Just to be clear, the children and grandchildren of the author, who do undisputedly own those rights and possibly the film rights as well) and who still license the property for reprints and stage productions, had nothing to do with this and, as far as I can tell, are quite unhappy with this turn of events.
The decision to claw the movie out of the public domain (something that should never be allowed to happen) had everything to do with a couple of developments that occurred during those twenty years, one of which everyone knows and the other almost no one talks about.
The first was that It’s a Wonderful Life went from a largely forgotten commercial flop to a cultural institution—and arguably the definitive Christmas movie—primarily due to broadcast television and, a few years later, cable stations putting it into heavy rotation during the holiday season, at least in part because it was now in the public domain (there are lots of ironies in this story).

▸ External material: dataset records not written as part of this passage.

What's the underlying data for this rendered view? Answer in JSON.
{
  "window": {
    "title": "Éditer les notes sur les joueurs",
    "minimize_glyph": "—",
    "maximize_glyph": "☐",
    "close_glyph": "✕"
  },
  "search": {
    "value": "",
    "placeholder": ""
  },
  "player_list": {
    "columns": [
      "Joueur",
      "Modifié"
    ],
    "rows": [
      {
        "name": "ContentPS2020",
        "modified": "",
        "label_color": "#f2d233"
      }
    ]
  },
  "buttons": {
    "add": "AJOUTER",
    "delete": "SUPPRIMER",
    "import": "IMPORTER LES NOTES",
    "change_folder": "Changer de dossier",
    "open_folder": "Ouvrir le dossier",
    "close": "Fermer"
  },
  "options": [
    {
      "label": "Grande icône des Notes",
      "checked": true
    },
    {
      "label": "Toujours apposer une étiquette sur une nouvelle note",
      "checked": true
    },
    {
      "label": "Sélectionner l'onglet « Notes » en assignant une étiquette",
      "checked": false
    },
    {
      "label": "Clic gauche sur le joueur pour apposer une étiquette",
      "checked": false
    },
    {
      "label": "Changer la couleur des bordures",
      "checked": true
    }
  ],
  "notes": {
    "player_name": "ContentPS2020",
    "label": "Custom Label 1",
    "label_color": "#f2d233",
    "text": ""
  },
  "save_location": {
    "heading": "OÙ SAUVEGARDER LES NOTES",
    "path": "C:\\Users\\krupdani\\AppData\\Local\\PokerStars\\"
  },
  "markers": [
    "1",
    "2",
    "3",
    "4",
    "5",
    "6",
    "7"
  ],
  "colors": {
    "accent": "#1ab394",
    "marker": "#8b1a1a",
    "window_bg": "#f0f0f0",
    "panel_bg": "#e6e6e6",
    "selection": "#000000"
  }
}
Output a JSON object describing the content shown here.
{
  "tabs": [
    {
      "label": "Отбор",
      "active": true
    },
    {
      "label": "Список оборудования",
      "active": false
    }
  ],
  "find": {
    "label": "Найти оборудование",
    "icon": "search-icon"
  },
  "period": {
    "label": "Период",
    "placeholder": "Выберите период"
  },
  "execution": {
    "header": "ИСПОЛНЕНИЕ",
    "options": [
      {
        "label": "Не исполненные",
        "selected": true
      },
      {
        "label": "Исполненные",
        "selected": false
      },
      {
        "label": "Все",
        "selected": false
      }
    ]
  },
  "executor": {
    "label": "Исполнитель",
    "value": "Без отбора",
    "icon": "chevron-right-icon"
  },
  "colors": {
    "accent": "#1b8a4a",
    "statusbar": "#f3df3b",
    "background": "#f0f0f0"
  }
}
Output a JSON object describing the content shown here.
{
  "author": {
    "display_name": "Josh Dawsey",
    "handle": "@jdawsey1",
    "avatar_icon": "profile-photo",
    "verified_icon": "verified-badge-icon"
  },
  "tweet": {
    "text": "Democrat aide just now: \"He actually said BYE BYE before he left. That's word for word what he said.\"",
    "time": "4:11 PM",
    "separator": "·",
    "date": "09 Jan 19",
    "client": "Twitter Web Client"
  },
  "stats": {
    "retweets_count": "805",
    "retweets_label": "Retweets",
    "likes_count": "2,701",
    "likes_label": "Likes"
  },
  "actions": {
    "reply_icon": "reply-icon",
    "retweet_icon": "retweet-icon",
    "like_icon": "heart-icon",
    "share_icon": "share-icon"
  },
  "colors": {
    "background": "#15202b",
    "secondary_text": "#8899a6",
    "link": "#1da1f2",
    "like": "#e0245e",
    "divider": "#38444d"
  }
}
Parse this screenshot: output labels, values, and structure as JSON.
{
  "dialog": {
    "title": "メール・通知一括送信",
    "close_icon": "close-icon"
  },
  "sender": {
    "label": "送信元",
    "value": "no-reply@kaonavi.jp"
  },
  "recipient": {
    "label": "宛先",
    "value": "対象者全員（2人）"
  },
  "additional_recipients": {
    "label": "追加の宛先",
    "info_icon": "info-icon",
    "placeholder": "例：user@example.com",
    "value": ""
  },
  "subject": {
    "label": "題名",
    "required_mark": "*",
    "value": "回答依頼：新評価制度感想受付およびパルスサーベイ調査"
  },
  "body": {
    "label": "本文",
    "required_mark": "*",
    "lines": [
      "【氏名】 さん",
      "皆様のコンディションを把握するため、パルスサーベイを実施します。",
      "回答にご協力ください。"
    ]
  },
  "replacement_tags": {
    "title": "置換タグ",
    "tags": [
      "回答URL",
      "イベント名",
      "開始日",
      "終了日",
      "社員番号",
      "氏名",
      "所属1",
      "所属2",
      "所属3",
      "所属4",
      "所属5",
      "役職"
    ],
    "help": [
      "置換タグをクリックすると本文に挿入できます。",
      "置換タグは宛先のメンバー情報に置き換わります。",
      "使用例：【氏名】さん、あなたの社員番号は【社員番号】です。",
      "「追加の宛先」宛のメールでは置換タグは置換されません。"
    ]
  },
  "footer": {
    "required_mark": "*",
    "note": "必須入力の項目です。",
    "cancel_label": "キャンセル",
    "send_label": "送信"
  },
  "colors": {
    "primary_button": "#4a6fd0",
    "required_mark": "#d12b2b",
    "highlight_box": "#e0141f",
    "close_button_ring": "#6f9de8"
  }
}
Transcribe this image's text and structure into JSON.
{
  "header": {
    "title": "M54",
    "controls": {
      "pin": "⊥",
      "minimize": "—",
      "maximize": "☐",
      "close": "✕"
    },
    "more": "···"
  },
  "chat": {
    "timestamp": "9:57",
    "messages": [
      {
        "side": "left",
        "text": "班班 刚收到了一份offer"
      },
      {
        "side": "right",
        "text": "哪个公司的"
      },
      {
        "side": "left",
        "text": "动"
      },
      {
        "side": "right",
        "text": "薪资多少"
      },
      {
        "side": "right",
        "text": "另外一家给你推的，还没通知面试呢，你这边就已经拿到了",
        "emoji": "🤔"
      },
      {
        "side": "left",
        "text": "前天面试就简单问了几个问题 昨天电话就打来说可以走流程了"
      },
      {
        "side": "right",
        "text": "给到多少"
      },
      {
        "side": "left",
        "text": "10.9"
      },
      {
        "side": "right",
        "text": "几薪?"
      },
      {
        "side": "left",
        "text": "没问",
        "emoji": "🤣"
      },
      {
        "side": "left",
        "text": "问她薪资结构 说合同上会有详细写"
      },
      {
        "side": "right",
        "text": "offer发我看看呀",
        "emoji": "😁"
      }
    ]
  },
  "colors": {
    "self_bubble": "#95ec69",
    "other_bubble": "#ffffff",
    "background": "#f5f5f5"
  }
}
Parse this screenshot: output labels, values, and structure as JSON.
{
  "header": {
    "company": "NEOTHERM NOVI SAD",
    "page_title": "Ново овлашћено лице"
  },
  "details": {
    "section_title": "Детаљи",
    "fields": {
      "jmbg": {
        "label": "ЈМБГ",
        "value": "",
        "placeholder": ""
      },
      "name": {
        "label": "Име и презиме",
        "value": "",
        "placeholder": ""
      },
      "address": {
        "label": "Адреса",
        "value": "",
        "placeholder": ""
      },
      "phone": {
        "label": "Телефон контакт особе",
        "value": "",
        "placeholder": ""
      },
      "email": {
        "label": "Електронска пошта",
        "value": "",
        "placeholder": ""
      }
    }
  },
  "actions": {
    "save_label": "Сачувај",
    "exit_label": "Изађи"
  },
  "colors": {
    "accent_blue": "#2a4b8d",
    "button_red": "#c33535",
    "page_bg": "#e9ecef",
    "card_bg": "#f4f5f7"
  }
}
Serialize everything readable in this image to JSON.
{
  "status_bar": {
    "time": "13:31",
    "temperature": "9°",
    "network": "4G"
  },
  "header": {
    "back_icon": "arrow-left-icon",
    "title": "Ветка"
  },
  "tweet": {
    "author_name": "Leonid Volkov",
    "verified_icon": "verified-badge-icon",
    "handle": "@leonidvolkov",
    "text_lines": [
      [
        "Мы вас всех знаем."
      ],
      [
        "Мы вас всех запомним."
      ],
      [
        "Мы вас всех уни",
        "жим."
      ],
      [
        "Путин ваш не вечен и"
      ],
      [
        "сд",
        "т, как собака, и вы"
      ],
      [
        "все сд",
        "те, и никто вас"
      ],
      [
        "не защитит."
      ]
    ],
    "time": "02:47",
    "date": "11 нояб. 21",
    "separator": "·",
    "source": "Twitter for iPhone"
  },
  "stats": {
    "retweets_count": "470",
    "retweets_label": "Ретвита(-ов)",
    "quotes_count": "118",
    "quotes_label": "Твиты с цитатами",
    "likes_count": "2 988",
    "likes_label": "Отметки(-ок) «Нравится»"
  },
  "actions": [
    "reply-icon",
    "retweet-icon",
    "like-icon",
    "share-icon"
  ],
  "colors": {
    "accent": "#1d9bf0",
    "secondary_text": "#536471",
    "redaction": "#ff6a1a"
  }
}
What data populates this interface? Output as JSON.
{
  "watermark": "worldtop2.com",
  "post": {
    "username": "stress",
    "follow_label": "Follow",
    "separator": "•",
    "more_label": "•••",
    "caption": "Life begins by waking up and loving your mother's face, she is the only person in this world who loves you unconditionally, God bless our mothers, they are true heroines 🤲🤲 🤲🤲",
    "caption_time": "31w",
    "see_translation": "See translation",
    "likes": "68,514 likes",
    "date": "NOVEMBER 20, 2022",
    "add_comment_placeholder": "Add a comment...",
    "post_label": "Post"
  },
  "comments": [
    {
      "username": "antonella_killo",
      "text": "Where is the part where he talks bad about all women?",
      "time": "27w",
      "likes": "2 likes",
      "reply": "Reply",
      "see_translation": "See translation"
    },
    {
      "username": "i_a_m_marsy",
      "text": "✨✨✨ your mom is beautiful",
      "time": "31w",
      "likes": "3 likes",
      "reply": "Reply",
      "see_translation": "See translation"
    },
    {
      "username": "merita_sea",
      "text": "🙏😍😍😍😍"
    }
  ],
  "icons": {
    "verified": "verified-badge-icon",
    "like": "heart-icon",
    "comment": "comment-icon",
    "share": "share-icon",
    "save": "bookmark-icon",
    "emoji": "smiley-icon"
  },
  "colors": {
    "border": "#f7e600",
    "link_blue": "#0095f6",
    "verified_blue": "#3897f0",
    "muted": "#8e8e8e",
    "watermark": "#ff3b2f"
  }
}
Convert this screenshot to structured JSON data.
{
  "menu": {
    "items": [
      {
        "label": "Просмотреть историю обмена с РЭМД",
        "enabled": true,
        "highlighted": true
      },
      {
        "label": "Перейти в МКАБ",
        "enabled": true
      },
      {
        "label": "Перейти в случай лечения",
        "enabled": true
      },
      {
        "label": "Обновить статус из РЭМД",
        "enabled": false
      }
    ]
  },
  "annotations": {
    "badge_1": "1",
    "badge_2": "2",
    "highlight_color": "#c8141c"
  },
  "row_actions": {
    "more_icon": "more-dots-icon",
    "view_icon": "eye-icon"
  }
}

Keep in mind that through the 1970s, and probably well into the 1980s, TV stations all had a room full of reels of film, and pretty much any movie or old TV show you saw that wasn’t a network feed came from that room. This gave stations an incentive to get the most out of a print of a movie, particularly if they didn’t have to pay to air it.
The other big development was the Mickey Mouse Protection Act of 1976, when Disney laid siege to Washington with an army of lobbyists to prevent its spokes-critter from entering the public domain. Suddenly, old IP had a greatly extended copyright, making it considerably more valuable.
While it would be an overstatement to say that the studio simply didn’t bother to renew the copyright, they certainly would have been less likely to be so careless had they known what was coming. It’s a bit like losing a lottery ticket before versus after learning it was a winner. It is not surprising that they were desperate to get that ticket back; it is surprising—and more to the point damning—that they did it so easily.
Not to put too fine a point on it, but the story of It’s a Wonderful Life is one of an evil big business trying to establish a monopoly in order to exploit the public. The past fifty years have seen corporations effectively gut antitrust laws, push through more and more monopolies, greatly undermine the public domain, and attack the very idea of ownership itself (we live in a world where farmers are often not allowed to own either the tractors they drive or the crops they grow, and that is just the pointy end of the spear).
If we don’t live in Pottersville now, that is certainly where we’ve been heading for a long time.